The development and implementation of core outcome sets is likely to be very beneficial to the design and reporting of clinical studies, systematic reviews, and clinical guidelines. This should ultimately improve clinical care and patients’ experience. The importance of such an initiative has been acknowledged by a number of key national and international organisations.

Improving the selection of the outcome of clinical studies

The Standard Protocol Items: Recommendations for Interventional Trials (SPIRIT) statement supported by funders of health research, such as the National Institute of Health Research (NIHR), recommends the use of core outcome sets. The use of standard core outcome sets would enhance comparability of clinical trials and facilitate the conduct of prospective meta-analyses using individual patient data.

Facilitating the evidence synthesis and reporting of clinical studies

The CROWN initiative, supported by 78 speciality journals, including the Cochrane Pregnancy and Childbirth Group, has resolved to implement core outcome sets. These journals would expect authors to report the study results for the core outcomes and draw their conclusions based on these outcomes rather than non-core or surrogate outcomes.
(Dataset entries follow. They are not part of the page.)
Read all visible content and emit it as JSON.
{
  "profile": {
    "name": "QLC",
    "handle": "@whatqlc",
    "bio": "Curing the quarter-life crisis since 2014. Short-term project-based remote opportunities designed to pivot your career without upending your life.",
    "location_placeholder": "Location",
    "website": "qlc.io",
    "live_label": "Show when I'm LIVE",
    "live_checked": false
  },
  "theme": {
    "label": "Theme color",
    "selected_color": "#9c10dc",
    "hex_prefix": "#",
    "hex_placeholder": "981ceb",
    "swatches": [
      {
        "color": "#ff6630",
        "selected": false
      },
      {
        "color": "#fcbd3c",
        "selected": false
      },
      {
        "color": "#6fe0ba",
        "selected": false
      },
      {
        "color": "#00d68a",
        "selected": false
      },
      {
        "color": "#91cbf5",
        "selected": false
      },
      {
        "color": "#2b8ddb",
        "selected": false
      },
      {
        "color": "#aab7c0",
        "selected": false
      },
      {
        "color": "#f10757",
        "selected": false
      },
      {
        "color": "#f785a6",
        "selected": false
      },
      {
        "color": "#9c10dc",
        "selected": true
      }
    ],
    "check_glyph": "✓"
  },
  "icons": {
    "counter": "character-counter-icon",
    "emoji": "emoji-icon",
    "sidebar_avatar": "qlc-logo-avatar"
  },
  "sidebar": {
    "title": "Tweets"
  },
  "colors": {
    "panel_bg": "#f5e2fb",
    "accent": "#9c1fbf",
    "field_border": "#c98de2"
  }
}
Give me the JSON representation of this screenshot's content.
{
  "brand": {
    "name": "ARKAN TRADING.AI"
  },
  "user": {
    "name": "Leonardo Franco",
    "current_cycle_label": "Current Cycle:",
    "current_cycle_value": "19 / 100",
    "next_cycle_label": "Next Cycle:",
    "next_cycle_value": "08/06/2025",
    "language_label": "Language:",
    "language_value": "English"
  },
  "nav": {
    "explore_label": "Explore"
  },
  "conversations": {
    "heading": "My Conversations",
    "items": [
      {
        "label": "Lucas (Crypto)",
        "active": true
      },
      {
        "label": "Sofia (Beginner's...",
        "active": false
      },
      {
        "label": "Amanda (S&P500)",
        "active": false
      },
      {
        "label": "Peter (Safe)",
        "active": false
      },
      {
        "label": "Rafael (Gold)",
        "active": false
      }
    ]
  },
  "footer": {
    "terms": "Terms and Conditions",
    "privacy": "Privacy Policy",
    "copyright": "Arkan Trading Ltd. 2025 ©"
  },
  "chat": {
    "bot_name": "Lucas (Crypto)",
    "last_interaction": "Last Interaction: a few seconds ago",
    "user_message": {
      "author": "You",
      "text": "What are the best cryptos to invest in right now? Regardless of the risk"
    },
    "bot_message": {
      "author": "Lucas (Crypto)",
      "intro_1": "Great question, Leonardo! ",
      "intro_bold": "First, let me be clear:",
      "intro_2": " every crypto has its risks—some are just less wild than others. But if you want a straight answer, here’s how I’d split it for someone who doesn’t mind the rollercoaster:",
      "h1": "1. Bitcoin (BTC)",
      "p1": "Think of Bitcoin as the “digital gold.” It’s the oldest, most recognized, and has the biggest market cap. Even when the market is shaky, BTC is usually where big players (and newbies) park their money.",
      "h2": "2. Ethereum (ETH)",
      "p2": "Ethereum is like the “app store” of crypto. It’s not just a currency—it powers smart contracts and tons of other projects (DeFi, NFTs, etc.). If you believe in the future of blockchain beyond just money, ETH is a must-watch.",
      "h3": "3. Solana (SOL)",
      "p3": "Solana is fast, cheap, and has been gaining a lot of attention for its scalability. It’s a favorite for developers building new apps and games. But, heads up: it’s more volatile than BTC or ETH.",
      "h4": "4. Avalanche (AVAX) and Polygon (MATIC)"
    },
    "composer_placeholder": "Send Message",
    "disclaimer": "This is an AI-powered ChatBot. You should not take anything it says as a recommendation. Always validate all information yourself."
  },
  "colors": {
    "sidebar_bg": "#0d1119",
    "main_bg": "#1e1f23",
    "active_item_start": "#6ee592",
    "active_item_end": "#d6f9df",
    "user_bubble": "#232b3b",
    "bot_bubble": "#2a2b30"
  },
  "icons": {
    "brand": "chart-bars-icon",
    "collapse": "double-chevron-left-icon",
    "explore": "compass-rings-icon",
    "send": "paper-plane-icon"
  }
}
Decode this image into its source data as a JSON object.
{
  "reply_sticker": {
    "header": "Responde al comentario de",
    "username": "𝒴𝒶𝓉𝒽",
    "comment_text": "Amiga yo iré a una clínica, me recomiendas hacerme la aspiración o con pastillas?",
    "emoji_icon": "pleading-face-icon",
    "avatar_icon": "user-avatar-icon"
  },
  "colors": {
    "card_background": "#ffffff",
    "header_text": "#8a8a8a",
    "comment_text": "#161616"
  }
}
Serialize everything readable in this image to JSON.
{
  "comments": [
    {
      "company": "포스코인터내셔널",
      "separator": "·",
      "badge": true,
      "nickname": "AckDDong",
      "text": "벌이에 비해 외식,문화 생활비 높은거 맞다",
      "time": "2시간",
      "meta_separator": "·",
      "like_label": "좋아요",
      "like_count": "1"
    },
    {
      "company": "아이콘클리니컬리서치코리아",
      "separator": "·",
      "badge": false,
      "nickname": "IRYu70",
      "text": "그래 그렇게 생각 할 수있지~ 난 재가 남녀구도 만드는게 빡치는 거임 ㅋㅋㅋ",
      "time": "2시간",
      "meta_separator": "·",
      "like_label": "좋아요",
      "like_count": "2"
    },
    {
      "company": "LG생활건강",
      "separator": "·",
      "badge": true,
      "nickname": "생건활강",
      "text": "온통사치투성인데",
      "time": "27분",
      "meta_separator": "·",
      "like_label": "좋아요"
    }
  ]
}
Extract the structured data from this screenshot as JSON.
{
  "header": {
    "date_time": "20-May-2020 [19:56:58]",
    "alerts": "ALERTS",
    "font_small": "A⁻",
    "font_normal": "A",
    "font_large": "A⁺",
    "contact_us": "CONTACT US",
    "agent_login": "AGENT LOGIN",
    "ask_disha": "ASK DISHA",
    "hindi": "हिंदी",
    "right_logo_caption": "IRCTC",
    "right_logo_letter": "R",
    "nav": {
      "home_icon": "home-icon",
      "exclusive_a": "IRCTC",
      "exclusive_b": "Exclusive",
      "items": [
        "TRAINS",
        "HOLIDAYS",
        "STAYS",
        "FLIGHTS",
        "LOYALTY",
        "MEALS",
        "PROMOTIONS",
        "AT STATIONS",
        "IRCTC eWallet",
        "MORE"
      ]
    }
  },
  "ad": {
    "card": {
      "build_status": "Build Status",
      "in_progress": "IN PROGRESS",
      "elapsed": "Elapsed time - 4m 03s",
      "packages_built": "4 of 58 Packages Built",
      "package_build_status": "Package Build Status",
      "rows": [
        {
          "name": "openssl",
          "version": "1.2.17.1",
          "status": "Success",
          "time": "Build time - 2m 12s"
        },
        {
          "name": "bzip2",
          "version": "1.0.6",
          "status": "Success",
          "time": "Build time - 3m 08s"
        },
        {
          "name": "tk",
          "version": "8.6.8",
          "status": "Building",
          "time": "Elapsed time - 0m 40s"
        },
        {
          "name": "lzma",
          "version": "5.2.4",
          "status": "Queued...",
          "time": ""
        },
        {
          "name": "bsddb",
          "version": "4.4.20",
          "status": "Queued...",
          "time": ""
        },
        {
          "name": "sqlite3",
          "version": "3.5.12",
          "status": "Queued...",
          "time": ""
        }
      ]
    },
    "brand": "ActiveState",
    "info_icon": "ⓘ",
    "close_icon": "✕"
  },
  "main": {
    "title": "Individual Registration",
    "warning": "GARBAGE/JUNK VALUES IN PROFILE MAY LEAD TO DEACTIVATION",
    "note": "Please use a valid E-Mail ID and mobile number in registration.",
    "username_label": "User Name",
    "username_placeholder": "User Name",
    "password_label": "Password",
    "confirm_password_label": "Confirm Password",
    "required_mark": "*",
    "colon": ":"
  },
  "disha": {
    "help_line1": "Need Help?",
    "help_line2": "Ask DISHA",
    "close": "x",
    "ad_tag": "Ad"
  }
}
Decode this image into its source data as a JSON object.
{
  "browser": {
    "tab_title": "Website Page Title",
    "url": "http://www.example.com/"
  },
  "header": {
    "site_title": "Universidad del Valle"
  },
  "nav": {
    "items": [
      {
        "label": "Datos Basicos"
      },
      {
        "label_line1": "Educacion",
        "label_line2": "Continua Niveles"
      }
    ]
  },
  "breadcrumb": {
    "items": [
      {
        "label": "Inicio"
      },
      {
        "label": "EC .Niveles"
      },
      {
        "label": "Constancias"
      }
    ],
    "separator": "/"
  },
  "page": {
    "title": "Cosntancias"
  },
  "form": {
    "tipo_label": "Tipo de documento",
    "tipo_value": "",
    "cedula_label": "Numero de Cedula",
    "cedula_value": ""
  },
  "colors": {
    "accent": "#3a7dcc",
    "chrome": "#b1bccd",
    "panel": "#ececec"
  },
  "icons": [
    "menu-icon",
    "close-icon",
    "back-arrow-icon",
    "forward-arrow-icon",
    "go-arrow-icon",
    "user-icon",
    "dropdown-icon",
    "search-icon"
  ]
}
Enhancing the ability to develop robust clinical guideline

The National Institute for Health and Care Excellence (NICE) supports the use of core outcome sets during evidence scoping and synthesis [17, 26]. The NICE methodology for assessment of the quality of the evidence takes into account whether the data of interest were reported as a core, non-core, or surrogate outcome. This initiative to improve the quality and consistency of outcomes investigated and reported by researchers can in turn lead to the development of guidelines based on clearer and stronger evidence to help all clinicians offer the best interventions for their patients.

Developing a network which can support an international collaboration

The team of involved key stakeholders has the potential to set up an international network, which could be a potent vehicle for the development of international guidelines, registries, and setting research priorities for TTTS. In the context of TTTS, this could potentially have a profound impact on morbidity and mortality rates in the long term.

Trial status

At the time of manuscript submission, the systematic review process has commenced and strategic planning for the Delphi method consensus-building exercise is underway.